The North American-headquartered agtech startup was one of a series of companies to recently complete the Pearce Lyons Accelerator. The company presented on its work during One: the Alltech Ideas Conference last month in Lexington, Kentucky.
The company uses a sensor and deep-learning algorithms to measure and assess multiple data points in milk as it is collected with the intention of being able to identify cow reproductive status or the potential start of diseases like ketosis or mastitis, said Bethany Deshpande, founder and CEO of SomaDetect.
“Today we have about 250 sensors installed on dairies on the US and Canada,” she told us. “We collect a ton of data, which is enabling us to develop the product even further.”
The accelerator program provided a way to help the startup gain additional perspective on the global dairy industry, she said. It also helped provide background and support regarding planning and business decisions.
“We were excited to be accepted into the program,” Deshpande said. “Participating in it this past year has been beneficial to the company and it was perfect timing for us – while we are developing our product and building our company, it's fantastic to get this level of support and be able to move forward with concrete plans in motion and things to show.”
An additional outcome of taking part in the accelerator program is an upcoming pilot program with Alltech and an Ontario-based dairy, she added.
The pilot also involves providing some of the gathered information back to both entities.
“For dairy farmers and feed companies our technology can help them make better milk or better recommendations for products or better decisions on the farm,” she said.
Answering questions on feed, pregnancy and disease
The SomaDetect program uses an optical sensor technology that is able to make quick assessments of the compounds in raw milk, according to company information.
The sensor is added to the milking line and does not alter the milk it gathers data, meaning the milk does not have to be removed from what is collected.

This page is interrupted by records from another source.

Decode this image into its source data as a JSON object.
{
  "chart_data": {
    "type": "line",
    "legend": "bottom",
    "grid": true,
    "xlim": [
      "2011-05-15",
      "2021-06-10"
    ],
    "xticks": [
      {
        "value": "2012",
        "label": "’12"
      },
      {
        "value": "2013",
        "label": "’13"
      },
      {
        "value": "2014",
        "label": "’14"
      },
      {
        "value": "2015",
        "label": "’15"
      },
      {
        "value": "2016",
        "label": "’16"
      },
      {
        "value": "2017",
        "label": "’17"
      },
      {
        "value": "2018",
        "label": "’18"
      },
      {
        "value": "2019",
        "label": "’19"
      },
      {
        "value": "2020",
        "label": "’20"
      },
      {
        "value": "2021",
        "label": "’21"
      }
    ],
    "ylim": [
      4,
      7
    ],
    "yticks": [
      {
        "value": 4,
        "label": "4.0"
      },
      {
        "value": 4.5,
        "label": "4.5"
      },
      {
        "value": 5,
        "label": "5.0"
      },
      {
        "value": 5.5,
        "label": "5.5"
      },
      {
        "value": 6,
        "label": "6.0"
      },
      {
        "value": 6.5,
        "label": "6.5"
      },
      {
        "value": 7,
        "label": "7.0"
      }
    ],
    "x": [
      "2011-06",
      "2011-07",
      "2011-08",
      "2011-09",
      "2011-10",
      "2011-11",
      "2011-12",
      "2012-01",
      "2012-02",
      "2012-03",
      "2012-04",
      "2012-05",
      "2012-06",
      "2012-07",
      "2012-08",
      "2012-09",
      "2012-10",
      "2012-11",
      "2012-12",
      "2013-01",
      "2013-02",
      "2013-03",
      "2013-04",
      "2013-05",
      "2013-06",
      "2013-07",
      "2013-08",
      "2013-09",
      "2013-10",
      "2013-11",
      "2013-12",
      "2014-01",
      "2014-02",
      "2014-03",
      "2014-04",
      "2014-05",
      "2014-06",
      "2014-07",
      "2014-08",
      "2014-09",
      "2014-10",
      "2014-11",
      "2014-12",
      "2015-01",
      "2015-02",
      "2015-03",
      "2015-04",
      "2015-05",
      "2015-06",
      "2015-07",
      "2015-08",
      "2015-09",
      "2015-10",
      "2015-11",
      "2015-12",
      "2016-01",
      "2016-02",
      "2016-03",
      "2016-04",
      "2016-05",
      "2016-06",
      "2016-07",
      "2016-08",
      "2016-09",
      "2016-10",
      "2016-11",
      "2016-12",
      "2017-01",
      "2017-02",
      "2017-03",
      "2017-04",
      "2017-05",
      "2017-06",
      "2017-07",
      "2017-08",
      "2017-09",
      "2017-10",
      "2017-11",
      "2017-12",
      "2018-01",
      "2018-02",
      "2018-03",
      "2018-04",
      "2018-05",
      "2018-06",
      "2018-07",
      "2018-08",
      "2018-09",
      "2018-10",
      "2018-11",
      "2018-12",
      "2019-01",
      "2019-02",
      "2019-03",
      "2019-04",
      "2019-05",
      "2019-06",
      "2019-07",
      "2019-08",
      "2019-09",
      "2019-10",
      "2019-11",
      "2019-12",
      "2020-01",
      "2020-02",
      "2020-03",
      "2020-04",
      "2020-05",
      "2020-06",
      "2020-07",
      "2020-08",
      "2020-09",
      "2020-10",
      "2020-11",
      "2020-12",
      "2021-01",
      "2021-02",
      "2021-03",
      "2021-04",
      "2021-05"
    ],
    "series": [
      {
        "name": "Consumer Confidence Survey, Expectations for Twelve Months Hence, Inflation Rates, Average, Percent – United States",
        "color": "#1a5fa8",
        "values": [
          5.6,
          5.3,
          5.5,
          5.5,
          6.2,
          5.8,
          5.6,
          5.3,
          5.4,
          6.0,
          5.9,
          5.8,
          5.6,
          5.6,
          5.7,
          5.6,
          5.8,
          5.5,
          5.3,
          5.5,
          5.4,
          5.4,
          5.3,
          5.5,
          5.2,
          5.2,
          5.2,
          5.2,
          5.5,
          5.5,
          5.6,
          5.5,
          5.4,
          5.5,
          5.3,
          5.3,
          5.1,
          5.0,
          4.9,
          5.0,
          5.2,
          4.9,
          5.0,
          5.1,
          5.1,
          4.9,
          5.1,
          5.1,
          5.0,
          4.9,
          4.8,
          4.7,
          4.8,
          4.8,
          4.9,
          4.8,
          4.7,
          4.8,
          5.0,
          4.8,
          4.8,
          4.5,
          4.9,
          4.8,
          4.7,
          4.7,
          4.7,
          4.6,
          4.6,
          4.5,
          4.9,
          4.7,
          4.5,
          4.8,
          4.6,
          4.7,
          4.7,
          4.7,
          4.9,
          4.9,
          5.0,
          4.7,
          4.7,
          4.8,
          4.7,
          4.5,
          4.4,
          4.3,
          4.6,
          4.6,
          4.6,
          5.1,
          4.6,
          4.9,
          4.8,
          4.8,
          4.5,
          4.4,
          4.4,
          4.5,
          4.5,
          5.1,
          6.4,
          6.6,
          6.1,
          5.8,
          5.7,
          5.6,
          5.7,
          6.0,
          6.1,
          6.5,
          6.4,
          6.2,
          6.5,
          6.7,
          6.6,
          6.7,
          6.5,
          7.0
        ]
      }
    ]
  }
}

Instead, the sensor sends a beam of light through the milk to measure compounds and components within the fluid, the company said.
The data collected can be assessed with a series of algorithms that have been developed and are being refined, said Deshpande.
“We’re seeking fat, protein and somatic cell counts and reproductive status.”
In addition to an instant snap-shot of milk components, the data assessment is designed to incorporate information gathered during several days, she said.
The information would be accessible through a tablet, smartphone or similar device.
“We talk about moving from independent points in time to being able to offer next level analytics or data that gives it greater ability to make decisions,” she said. “It is not just what is happening right this second, but what has happened over the previous days.”
“It’s the little pieces of data that come together that empower our decision making – that’s what we see in the technology,” she added.
The data collected, and information being generated is intended to help provide insights for producers, said Deshpande.
These could include what changes to elements within the milk like the fat content or fat and protein ratio mean in terms of the ration or feed being used.
“This will help a farmer do a ton of stuff in terms of nutritional understanding especially with fresh cows,” she said.
Currently, the company is using the data generated from ongoing trial placements of the sensor units to continue to refine the product and how information is reported back to the dairy producer, she said. Eventually, the system will allow producers to track their information in “real time.”
“The main focus right now is determining pregnancy in a cow and identification of mastitis and ketosis – the reality is those are things that are really important to dairy farmers,” she said.
The startup continues to look for producers interested in being “early adopters” of the technology, said Deshpande.
The group is working with data generated by about 5,000 cows, at the moment, and is planning to expand to about 20,000 to 25,000 by the end of the year.
However, the goal is to take the sensor and service to market in 2020, she said. Initially, it is set to be available across Canada and the US.
The company also received an investment from Cavallo Ventures, the venture capital operation affiliated with Wilbur Ellis, in May.
That support is intended to help with the ongoing algorithm refinement and early commercialization efforts, added Deshpande.